The King’s Speech will be shown at the Ottawa Family Cinema on Friday March 11. The movie won Best Film award at the Toronto Film Festival and has already garnered a Golden Globe Best Actor Award for Colin Firth’s portrayal of King George VI who stuttered and his relationship with his speech therapist Lionel Logue. The movie has received critical acclaim for its sympathetic treatment of someone who stutters and for raising awareness about stuttering in general. .
The Family Cinema is a non-profit theatre that runs current movies at very reasonable admission prices. Proceeds from all the showings are given back to the community. The Ottawa Association of People Who Stutter (OAPWS) is pleased to announce that proceeds from this special screening of The King’s Speech will be donated to the Marie Poulos Bursary Fund.

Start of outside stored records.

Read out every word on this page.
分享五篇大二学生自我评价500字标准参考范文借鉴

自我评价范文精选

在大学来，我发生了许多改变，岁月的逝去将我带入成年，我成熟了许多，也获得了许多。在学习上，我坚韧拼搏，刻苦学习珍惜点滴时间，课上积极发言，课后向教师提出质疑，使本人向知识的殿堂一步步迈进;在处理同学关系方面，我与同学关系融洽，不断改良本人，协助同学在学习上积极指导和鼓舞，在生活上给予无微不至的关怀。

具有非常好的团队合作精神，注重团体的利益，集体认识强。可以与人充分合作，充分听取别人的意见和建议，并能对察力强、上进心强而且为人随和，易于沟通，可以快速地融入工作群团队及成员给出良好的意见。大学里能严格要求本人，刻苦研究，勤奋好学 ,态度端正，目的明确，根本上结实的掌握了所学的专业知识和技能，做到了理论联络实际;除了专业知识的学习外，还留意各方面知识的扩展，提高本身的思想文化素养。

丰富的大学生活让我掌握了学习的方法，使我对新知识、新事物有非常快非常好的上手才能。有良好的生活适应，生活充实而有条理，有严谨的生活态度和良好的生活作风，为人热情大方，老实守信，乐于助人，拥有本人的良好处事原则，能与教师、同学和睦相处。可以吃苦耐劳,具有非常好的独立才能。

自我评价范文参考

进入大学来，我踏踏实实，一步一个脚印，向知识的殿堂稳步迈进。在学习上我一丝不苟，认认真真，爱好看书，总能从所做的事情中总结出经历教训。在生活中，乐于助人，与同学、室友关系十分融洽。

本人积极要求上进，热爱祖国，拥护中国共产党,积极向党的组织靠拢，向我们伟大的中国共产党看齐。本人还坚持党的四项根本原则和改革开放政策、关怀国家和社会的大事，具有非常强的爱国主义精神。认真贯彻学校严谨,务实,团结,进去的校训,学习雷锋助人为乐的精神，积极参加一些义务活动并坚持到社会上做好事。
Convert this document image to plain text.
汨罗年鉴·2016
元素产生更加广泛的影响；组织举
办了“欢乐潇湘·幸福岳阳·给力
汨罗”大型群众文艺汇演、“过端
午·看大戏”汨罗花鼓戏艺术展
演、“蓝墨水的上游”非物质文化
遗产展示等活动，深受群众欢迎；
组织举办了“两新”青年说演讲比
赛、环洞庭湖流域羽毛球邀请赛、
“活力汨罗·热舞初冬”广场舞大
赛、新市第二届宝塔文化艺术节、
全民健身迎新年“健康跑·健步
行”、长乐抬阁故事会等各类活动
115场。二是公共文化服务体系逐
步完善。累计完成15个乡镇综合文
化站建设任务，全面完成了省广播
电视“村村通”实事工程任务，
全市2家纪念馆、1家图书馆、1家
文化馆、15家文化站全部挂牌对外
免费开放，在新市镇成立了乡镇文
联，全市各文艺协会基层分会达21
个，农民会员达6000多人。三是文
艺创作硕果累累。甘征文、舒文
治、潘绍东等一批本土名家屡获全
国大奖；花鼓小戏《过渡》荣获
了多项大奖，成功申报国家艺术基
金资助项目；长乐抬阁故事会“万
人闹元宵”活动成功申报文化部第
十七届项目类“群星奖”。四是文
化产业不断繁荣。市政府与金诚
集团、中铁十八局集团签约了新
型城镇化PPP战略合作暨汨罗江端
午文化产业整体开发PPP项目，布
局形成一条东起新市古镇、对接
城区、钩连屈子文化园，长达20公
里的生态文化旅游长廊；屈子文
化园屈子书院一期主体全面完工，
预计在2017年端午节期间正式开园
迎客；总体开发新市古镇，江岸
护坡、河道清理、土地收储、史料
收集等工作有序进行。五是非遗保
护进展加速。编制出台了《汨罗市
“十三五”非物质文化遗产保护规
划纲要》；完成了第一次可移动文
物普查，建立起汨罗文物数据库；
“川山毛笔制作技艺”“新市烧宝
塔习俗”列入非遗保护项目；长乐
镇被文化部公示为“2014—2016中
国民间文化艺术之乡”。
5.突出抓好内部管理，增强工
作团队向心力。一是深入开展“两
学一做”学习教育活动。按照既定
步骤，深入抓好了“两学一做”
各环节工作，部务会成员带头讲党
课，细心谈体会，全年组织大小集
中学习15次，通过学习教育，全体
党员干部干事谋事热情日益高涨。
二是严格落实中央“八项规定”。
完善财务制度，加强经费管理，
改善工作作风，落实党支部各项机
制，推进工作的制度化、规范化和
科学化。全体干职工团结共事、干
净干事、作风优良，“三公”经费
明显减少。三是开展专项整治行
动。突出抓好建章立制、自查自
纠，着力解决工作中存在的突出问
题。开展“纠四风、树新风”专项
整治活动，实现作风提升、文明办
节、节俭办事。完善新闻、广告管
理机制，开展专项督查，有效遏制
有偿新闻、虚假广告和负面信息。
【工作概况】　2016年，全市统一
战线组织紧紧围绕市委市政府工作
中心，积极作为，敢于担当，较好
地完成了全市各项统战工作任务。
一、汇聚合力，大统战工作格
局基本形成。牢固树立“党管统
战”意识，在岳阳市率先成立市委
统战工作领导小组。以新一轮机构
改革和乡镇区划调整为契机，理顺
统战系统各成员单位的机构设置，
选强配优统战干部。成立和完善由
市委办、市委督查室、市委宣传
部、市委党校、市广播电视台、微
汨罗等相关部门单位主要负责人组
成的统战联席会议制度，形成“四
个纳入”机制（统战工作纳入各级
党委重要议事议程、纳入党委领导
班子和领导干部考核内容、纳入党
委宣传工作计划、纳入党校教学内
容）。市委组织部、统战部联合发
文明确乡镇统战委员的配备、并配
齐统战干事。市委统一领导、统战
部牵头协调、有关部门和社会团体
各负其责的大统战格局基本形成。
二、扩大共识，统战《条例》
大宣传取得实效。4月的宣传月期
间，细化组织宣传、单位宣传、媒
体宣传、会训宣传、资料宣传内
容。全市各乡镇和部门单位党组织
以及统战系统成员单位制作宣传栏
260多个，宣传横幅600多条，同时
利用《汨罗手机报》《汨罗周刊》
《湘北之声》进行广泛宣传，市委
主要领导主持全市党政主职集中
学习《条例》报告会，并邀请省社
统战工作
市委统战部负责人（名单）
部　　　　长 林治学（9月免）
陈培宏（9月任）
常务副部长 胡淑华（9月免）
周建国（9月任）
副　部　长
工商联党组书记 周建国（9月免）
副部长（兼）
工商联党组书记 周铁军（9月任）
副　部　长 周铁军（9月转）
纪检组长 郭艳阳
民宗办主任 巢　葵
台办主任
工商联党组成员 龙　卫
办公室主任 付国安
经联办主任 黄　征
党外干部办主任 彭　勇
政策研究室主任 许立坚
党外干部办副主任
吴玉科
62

The Marie Poulos Bursary Fund is available to Ontario residents who do not have access to private insurance or personal funding to attend intensive and semi-intensive programs at the Ottawa Stuttering Treatment Clinic which is located at the Rehabilitation Centre, Ottawa General Hospital. The Clinic is only one of three such facilities in Canada that offers intensive treatment programs for people who stutter.
If you have not seen The King’s Speech yet or even if you have, see it again! Join us at the Ottawa Family Cinema on March 11 and contribute to a worthy cause. The theatre is located in the auditorium of Notre Dame High School at 710 Broadview Ave. in Ottawa West end. Check out their website at www.familycinema.ca to learn why it is Ottawa’s best kept theatre secret.
OAPWS wishes to express their gratitude to Jim McNeil manager of Ottawa Family Cinema for making this special screening possible.